I sondaggi pubblicati nelle ultime ore dicono che non si potrà prescindere da Yisrael Beitenu che, se si votasse oggi, passerebbe dai cinque seggi conquistati il 9 aprile a nove seggi. Gli altri partiti della destra si fermerebbero tutti insieme a 57 seggi e avranno bisogno dell’appoggio di Yisrael Beitenu per formare una maggioranza. Il sogno di Netanyahu di disfarsi di Lieberman non sembra realizzabile. I partiti ora cercano nuove alleanze capaci di spostare dalla loro parte una porzione degli elettori. Il Likud, il partito di Netanyahu, ha già assorbito il centrista Kulanu (4 seggi).
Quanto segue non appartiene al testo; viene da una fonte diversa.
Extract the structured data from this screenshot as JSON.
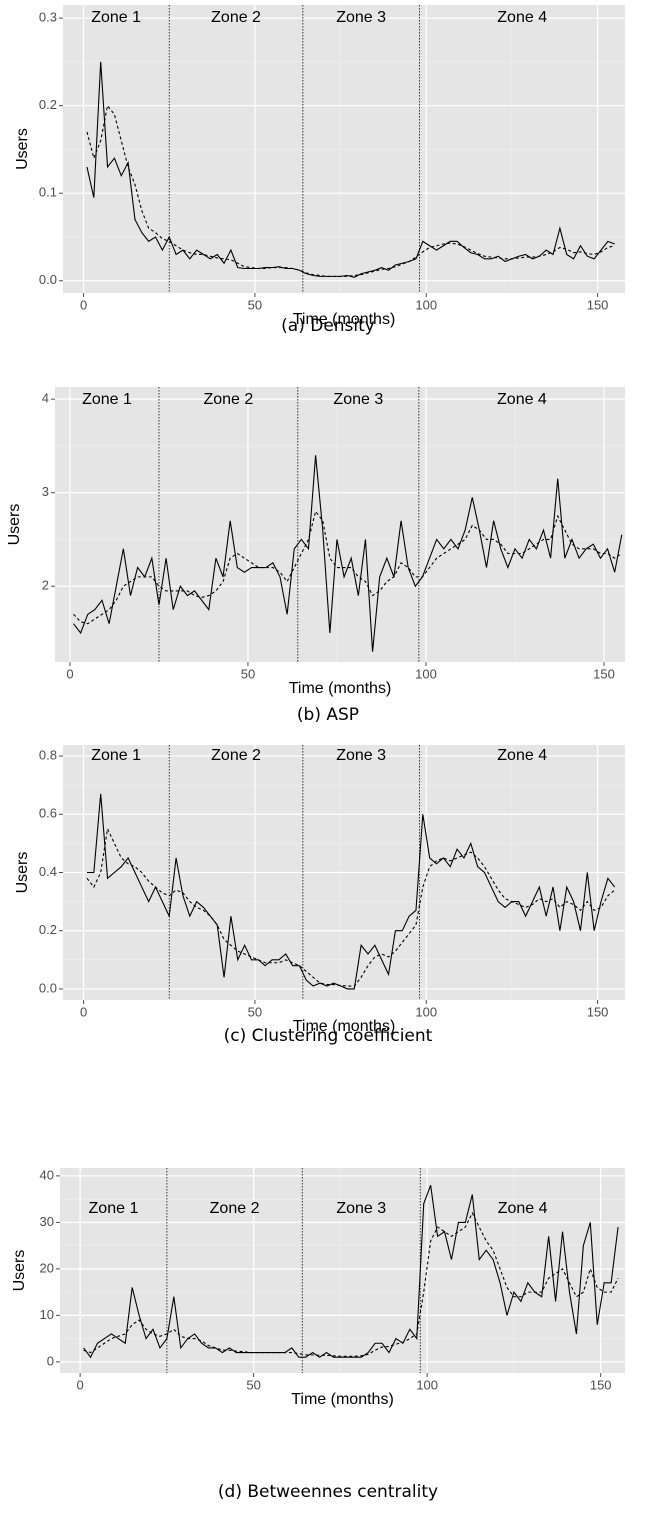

Sull’altro versante, il centrosinistra e i partiti arabi non andrebbero oltre i 58 seggi e pertanto il laburista Avi Gabbay, il cui partito è precipitato a 6 seggi il 9 aprile, ora parla di fusione con il Meretz (sinistra sionista) oppure con Blu e Bianco, il principale partito d’opposizione guidato dall’ex capo di stato maggiore Benny Gantz. Dovrebbero unirsi anche i partiti arabi, consapevoli di aver commesso un grave errore a presentarsi separati alle ultime elezioni. Ma il loro primo obiettivo sarà quello di convincere l’elettorato palestinese in Israele ad andare alle urne, vista la bassa affluenza registrata due mesi fa nei centri abitati arabi. L’Autorità Palestinese resta in silenzio, non commenta il fallimento di Netanyahu. Però a Ramallah sorridono. Dopo la delusione per la schiacciante affermazione elettorale ottenuta dalla destra israeliana due mesi fa, il presidente palestinese Abu Mazen si augura un risultato diverso a settembre. E spera che il tonfo di Netanyahu congeli anche il piano “di pace” americano, apertamente contestato dai palestinesi.
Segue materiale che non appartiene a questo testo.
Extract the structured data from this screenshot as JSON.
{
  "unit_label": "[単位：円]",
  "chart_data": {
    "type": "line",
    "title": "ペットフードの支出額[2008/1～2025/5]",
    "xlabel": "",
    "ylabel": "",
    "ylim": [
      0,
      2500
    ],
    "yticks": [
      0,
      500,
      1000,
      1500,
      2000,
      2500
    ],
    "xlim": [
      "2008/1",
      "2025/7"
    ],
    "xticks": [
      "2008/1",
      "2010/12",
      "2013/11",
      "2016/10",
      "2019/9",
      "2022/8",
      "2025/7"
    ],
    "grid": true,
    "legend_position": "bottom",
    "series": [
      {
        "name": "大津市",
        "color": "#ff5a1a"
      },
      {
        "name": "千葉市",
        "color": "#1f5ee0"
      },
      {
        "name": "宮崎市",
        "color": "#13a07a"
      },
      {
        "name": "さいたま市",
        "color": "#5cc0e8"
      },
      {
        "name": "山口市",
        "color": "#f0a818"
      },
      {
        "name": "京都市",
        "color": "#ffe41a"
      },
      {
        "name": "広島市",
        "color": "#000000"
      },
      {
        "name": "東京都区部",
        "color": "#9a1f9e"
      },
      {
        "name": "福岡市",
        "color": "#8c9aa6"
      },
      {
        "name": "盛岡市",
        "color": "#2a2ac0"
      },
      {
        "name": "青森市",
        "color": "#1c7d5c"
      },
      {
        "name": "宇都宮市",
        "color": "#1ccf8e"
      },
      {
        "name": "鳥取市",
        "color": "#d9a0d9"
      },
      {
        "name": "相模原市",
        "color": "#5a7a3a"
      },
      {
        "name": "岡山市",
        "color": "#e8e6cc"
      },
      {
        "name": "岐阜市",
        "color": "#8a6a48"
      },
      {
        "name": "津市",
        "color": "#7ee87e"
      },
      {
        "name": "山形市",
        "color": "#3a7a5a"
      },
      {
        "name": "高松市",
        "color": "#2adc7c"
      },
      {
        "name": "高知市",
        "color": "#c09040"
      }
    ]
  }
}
Intanto si allunga la striscia di sangue palestinese. Ieri due adolescenti sono stati uccisi dal fuoco dei militari israeliani. Abdullah Gheit, 16 anni è stato colpito a morte a Mazmouriya, tra Betlemme e Gerusalemme, mentre tentava, senza permesso, di raggiungere la Spianata di al Aqsa per la preghiera dell’ultimo venerdì di Ramadan. Un altro palestinese, un 19enne, è stato ucciso nella città vecchia di Gerusalemme dopo aver, secondo la polizia, tentato di accoltellare due israeliani. A Gaza, almeno 17 palestinesi sono stati feriti dall’esercito durante le manifestazioni della Grande Marcia del Ritorno.